Often you see paralysis and stagnation and drift. You don’t like it, and neither do I. What can we do?
First of all, we must face the truth, and then we can change our course.
We simply must have faith in each other, faith in Willie Randolph's ability to manage the team, know what I'm sayin'? Restoring that confidence is now the most important task we face. It is a true challenge of this generation of Mets fans.
What I have to say to you now about the bullpen is simple and vitally important.

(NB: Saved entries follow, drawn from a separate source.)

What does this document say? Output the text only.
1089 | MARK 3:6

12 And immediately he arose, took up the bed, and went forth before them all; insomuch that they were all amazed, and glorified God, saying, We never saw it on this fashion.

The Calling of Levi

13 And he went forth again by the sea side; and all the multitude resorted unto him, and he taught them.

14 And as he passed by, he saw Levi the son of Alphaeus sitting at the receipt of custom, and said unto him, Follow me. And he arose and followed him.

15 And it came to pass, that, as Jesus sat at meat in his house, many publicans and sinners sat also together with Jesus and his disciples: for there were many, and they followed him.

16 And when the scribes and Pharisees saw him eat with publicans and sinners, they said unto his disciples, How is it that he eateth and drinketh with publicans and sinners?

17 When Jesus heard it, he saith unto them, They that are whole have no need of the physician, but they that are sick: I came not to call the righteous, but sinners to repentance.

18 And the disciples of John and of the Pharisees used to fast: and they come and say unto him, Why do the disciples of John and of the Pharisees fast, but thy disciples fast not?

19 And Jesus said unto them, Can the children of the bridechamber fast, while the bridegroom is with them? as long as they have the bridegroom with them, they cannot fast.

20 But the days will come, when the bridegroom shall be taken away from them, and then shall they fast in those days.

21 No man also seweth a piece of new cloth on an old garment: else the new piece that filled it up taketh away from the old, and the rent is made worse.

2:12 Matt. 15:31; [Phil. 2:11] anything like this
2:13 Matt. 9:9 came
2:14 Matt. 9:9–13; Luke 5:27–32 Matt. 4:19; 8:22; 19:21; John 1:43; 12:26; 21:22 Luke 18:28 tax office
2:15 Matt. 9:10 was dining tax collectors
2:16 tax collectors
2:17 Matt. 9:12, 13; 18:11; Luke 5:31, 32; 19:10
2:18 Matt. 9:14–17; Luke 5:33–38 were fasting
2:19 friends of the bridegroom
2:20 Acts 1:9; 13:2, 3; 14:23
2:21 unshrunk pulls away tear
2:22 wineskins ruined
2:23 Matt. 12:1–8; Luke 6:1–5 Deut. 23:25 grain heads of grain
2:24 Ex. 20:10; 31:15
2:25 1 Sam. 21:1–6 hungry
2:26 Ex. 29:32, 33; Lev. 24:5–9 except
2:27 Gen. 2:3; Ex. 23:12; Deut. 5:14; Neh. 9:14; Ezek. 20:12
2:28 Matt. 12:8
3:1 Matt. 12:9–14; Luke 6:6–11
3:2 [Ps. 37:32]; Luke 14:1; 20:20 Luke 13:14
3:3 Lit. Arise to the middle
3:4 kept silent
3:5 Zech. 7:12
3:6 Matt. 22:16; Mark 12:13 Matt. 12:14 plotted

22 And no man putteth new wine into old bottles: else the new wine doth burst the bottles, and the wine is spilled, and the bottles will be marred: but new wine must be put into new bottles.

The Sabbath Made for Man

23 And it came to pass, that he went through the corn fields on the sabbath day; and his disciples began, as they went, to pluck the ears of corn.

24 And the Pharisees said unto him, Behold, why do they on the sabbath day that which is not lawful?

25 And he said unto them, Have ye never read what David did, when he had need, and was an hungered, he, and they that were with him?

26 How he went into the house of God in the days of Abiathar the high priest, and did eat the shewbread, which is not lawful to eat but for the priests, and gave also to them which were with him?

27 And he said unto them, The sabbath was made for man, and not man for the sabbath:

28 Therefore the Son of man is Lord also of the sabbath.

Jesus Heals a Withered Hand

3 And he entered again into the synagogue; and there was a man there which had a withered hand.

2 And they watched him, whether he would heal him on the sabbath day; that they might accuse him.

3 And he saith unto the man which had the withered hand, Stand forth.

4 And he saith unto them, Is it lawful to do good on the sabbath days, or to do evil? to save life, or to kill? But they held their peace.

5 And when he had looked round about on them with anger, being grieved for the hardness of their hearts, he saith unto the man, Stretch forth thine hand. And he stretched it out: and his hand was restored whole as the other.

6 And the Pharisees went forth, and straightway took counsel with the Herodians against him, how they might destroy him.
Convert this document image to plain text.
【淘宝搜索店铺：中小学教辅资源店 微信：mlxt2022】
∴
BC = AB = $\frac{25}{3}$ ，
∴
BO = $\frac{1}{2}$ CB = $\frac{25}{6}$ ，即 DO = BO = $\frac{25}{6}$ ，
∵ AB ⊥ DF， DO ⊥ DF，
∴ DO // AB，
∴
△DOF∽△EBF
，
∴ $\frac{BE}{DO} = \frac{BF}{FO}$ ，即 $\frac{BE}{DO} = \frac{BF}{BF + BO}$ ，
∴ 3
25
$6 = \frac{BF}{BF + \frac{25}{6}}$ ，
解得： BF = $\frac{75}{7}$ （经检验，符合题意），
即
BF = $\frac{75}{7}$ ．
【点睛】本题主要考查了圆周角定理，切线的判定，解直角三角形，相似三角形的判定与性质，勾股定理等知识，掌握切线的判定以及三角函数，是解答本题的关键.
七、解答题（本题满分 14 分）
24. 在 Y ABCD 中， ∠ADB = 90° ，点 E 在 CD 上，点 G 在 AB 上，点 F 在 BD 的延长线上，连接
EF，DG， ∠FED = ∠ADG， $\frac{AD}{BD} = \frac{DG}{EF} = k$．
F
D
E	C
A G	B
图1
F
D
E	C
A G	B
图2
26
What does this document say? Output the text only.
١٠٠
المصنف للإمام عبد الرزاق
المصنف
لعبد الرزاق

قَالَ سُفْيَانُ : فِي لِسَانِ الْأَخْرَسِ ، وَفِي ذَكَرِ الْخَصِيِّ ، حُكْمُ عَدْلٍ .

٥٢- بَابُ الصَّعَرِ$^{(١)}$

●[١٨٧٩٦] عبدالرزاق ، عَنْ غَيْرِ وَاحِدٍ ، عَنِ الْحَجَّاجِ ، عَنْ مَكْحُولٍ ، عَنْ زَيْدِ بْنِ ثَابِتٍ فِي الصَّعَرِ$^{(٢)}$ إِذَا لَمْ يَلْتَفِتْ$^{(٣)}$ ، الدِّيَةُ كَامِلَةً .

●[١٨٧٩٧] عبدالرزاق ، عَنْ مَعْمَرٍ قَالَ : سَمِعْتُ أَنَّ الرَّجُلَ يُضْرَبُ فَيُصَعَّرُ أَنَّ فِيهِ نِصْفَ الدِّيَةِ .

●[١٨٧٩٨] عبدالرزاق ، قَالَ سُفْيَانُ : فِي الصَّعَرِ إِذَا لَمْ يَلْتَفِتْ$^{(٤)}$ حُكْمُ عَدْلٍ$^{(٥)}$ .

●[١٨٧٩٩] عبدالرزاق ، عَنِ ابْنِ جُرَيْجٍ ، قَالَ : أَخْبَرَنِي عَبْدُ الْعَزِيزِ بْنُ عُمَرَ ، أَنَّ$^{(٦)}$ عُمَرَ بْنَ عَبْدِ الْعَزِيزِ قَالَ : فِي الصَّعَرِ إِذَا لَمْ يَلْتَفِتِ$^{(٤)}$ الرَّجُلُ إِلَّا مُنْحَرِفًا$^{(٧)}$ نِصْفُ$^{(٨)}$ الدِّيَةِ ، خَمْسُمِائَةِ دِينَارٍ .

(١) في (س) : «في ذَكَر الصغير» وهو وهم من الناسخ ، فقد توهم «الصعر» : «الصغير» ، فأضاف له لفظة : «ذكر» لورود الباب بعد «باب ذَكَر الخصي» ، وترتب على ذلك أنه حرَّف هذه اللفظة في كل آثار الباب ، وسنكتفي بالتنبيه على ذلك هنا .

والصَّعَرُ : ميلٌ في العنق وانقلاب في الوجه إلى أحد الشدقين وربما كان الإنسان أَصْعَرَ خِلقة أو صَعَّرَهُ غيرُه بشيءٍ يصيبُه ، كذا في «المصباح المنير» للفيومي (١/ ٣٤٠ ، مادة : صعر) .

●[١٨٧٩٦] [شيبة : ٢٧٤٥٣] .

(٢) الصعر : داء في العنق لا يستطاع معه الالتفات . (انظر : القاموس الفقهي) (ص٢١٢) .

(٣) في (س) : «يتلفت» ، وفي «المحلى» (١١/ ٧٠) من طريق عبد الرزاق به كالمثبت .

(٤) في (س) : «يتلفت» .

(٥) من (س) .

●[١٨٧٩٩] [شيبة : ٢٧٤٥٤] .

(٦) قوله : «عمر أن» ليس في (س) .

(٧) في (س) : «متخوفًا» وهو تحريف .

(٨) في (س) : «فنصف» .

I am tonight setting a clear goal for the bullpen policy of the New York Mets. Beginning this moment, this team's bullpen will never have a higher ERA than we did in 2007 - never. From now on, every new addition to our bullpen will be met from our own farm system. The generation-long growth in our dependence on other teams' castoffs will be stopped dead in its tracks right now and then reversed as we move toward the next decade.
You know we can do it. We have the natural resources. We have more prospects in our farm system than the entire American League West. We have baseball's best young talent.
I will continue to travel through New York, to hear the fans. You can help me to develop a team agenda for 2008 and beyond. I will listen; and I will act. We will act together. These were the promises I made three years ago, and I intend to keep them.
Little by little we can and we must rebuild our confidence. We can spend until we empty the Wilpons' bank accounts, but we can succeed only if we tap our greatest resources, our youth.
In closing, let me say this: I will do my best, but I will not do it alone. Let your voice be heard. Whenever you have a chance, say something good about our team. With Willie Randolph's help and for the sake of our team, it is time for us to join hands. Let us commit ourselves together to a rebirth of the Amazin' spirit. Working together with our common faith we cannot fail.
Thank you and good night, know what I'm sayin'?.